Ethan esquissa un sourire. « Je sais que vous élevez une fille. À partir d’aujourd’hui, ses frais de scolarité sont pris en charge. Et vous aurez des horaires réduits vous méritez d’être avec elle. »

Maria porta une main tremblante à sa bouche, submergée. « Monsieur Whitmore, je ne peux pas accepter… »

« Si, vous pouvez, » l’interrompit-il avec douceur. « Parce que vous m’avez déjà donné plus que je ne pourrai jamais rendre. »

Les mois passèrent, et le manoir des Whitmore changea d’âme.

Pas seulement plus vaste plus chaleureux. La fille de Maria venait souvent jouer avec les jumeaux dans le jardin pendant que sa mère travaillait. Ethan lui-même passait davantage de soirées à la maison, attiré non par ses rapports d’affaires, mais par le son des rires de ses fils.

Et chaque fois qu’il voyait Maria avec les jumeaux les tenir, les apaiser, leur apprendre leurs premiers mots il se sentait humble. Elle était arrivée comme femme de ménage ; elle était devenue bien davantage : un rappel que la vraie richesse ne se mesure pas à l’argent, mais à l’amour donné sans compter.
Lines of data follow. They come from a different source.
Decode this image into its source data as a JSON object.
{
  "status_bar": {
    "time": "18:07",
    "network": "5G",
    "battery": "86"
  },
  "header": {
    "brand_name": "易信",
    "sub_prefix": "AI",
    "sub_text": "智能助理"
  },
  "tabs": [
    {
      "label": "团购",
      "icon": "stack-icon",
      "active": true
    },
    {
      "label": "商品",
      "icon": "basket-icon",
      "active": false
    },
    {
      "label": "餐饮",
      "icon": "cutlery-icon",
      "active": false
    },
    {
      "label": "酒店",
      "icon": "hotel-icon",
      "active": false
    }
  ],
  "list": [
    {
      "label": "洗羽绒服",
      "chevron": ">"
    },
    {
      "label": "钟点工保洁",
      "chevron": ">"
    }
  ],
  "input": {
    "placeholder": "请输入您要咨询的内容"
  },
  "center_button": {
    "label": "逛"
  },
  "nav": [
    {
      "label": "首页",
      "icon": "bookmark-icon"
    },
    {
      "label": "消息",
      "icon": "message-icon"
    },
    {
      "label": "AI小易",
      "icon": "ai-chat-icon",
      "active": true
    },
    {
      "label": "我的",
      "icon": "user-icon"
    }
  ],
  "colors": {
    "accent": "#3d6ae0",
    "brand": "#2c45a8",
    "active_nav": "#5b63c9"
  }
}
Un soir, tandis qu’Ethan bordait ses fils, l’un d’eux balbutia son tout premier mot :

« Ma… »

Ethan regarda Maria, qui se figea, les mains sur la bouche, stupéfaite.

Il sourit. « Ne vous en faites pas. Ils ont désormais deux mamans celle qui leur a donné la vie, et celle qui leur a donné le cœur. »

Ethan Whitmore avait longtemps cru que la réussite se trouvait dans les salles de conseil et les comptes en banque. Mais, dans le calme de son manoir, une nuit où il s’y attendait le moins, il découvrit la vérité :

Parfois, les plus riches ne sont pas ceux qui ont le plus d’argent… mais ceux qui aiment sans mesure.